Reputation: 2017
I have setup a Spark 1.3.1 application that collects event data. One of the attributes is a timestamp called 'occurredAt'. Im intending to partition the event data into parquet files on a filestore and in accordance with the documentation (https://spark.apache.org/docs/1.3.1/sql-programming-guide.html#partition-discovery) it indicates that time based values are not supported only string and int, so i've split the date into Year, Month, Day values and partitioned as follows
events
|---occurredAtYear=2015
| |---occurredAtMonth=07
| | |---occurredAtDay=16
| | | |---<parquet-files>
...
I then load the parquet file from the root path /events
sqlContext.parquetFile('/var/tmp/events')
Documentation says:
'Spark SQL will automatically extract the partitioning information from the paths'
However my query
SELECT * FROM events where occurredAtYear=2015
Fails miserably saying spark cannot resolve 'occurredAtYear'
I can see the schema for all other aspects of the event and can do queries on those attributes, but printSchema does not list occurredAtYear/Month/Day on the schema at all?
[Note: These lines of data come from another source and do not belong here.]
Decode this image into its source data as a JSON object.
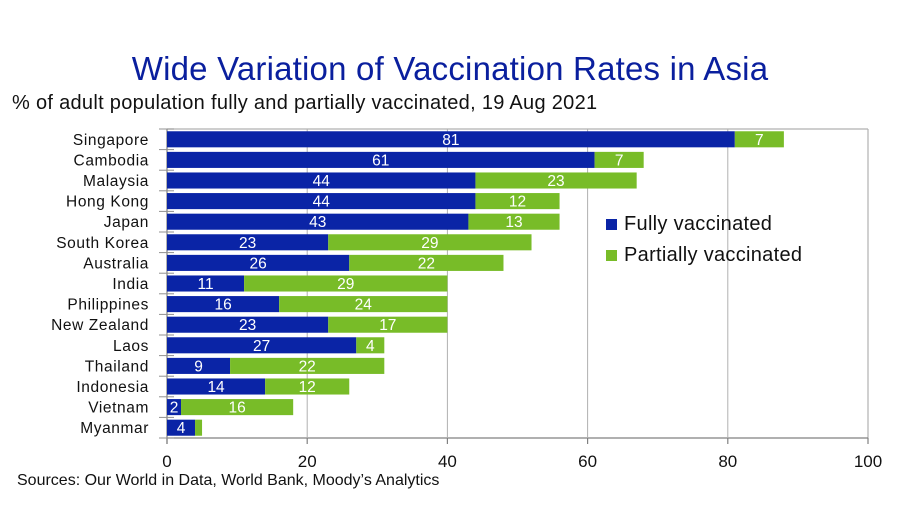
{
  "title": "Wide Variation of Vaccination Rates in Asia",
  "subtitle": "% of adult population fully and partially vaccinated, 19 Aug 2021",
  "source": "Sources: Our World in Data, World Bank, Moody’s Analytics",
  "colors": {
    "fully": "#0a24a6",
    "partially": "#78bc28",
    "grid": "#b0b0b0",
    "title": "#0a1f9e"
  },
  "chart_data": {
    "type": "bar",
    "orientation": "horizontal",
    "stacked": true,
    "title": "Wide Variation of Vaccination Rates in Asia",
    "subtitle": "% of adult population fully and partially vaccinated, 19 Aug 2021",
    "xlabel": "",
    "ylabel": "",
    "xlim": [
      0,
      100
    ],
    "xticks": [
      0,
      20,
      40,
      60,
      80,
      100
    ],
    "grid": "vertical",
    "legend_position": "right",
    "categories": [
      "Singapore",
      "Cambodia",
      "Malaysia",
      "Hong Kong",
      "Japan",
      "South Korea",
      "Australia",
      "India",
      "Philippines",
      "New Zealand",
      "Laos",
      "Thailand",
      "Indonesia",
      "Vietnam",
      "Myanmar"
    ],
    "series": [
      {
        "name": "Fully vaccinated",
        "values": [
          81,
          61,
          44,
          44,
          43,
          23,
          26,
          11,
          16,
          23,
          27,
          9,
          14,
          2,
          4
        ]
      },
      {
        "name": "Partially vaccinated",
        "values": [
          7,
          7,
          23,
          12,
          13,
          29,
          22,
          29,
          24,
          17,
          4,
          22,
          12,
          16,
          1
        ]
      }
    ]
  }
}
What am I missing to get partitioning working appropriately.
Cheers
Upvotes: 1
Views: 4287
Reputation: 2017
So it turns out I was following the instructions too precisely, I was actually writing the parquet files out to
/var/tmp/occurredAtYear=2015/occurredAtMonth=07/occurredAtDay=16/data.parquet
The 'data.parquet' was additionally creating a further directory with parquet files underneath, I should have been saving the parquet file to
/var/tmp/occurredAtYear=2015/occurredAtMonth=07/occurredAtDay=16
All works now with the schema being discovered correctly.
Upvotes: 8